Honestly I don’t know why you absolutely have to die on that trip. If your life is ruining theirs and all that vice versa circular stuff and you could just leave and never come back without dying, why don’t you just do that? Pick up your savings, leave on your motorcycle and just live… Do whatever you want; find a new life. Maybe if you do exactly that your daughter will have to pick herself up and stop blaming you for every shitty thing that happens in her life. It usually takes two to tango. I had a shit relationship with my mom at that age. I’ve said things to her that would make someone want to actually die. Now, I can recognize I’ve been a total ****. Some people are just crazier than others.

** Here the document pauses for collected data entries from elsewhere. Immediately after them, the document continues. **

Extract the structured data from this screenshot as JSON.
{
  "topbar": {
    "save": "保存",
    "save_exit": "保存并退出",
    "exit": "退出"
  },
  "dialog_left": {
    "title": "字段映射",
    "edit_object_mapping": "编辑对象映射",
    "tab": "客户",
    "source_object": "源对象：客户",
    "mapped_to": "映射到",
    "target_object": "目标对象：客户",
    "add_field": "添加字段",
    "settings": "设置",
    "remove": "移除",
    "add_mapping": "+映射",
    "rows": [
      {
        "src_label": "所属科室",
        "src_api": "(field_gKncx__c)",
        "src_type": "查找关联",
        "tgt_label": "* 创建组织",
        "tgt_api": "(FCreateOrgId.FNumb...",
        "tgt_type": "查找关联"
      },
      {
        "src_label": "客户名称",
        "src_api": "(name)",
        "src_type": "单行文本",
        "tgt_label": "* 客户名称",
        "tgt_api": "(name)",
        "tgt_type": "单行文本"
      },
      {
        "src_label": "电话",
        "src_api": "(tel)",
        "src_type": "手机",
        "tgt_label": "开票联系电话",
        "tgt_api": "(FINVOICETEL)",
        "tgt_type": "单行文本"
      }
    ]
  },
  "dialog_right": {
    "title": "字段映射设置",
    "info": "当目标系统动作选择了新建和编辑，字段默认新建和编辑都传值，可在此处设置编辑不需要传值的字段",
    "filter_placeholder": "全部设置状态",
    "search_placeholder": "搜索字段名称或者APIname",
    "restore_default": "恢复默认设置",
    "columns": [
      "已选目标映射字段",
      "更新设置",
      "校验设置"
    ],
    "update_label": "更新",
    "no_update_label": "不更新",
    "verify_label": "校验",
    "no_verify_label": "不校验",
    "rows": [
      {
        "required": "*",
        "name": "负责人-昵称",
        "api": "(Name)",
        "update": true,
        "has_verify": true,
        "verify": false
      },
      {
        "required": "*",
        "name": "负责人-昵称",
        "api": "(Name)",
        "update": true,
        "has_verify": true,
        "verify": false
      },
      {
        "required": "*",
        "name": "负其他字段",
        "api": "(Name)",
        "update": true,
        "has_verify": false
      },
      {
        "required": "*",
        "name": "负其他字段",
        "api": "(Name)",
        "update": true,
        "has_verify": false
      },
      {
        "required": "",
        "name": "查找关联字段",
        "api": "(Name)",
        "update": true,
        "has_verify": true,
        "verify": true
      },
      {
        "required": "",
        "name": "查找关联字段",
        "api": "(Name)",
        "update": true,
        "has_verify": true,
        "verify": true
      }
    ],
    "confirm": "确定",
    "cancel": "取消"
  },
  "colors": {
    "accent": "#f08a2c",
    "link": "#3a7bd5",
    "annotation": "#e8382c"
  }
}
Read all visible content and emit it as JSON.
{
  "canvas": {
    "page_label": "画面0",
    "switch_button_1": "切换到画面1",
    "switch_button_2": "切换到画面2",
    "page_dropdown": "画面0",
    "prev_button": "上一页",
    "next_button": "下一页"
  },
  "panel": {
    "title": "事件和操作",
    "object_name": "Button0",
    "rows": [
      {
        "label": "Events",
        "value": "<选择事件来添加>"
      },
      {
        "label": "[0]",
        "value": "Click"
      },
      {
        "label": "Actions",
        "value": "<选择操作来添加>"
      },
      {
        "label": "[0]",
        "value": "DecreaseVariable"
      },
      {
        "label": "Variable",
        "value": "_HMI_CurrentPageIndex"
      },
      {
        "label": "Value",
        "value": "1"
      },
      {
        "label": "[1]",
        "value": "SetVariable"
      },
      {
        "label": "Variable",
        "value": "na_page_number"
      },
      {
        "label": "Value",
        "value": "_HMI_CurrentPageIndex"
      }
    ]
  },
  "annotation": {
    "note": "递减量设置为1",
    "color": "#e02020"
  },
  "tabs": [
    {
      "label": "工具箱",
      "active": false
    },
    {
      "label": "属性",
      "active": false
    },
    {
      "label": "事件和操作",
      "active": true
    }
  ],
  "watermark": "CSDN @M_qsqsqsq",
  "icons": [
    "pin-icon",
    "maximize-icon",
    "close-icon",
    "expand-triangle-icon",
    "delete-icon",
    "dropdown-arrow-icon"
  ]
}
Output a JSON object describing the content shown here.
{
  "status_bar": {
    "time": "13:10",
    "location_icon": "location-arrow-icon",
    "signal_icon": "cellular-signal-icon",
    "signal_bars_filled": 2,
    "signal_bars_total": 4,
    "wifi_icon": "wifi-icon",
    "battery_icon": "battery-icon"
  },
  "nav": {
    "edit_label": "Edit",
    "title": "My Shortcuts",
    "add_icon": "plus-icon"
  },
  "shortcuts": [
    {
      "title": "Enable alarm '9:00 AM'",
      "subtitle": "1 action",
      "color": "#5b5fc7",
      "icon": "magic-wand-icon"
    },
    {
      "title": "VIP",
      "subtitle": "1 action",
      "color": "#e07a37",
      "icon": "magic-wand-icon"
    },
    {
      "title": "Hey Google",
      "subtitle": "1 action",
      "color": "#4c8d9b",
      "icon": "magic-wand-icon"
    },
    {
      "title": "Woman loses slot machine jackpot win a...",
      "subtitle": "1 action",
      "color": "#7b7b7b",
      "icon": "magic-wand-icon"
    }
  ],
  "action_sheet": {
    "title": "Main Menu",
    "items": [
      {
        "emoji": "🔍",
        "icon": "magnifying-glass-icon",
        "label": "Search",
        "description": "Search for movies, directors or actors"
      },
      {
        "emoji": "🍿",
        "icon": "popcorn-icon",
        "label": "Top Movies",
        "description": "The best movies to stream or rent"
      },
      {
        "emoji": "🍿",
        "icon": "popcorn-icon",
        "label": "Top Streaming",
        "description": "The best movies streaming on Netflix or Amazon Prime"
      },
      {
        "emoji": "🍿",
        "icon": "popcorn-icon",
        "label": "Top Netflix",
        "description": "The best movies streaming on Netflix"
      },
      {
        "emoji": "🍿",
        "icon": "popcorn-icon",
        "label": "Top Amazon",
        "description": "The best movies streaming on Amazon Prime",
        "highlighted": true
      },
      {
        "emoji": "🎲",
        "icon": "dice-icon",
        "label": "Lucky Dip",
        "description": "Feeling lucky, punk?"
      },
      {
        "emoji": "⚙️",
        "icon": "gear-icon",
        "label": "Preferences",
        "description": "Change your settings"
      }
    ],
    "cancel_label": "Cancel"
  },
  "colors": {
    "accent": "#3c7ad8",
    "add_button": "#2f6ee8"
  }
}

Really, just up and leave. Maybe one day you’ll want to go back.
I like what Lilou says. That sounds like great advice.
Give yourself a break…send the kids to their father to live with for awhile and focus on yourself. ITS OK TO DO THIS! good Luck and jus know there are ppl on here for you……
Desertjewel, that made me cry. It’s tough and painful, makes you feel lost no matter which way you turn. I don’t have anything awesome to add, just that I am listening.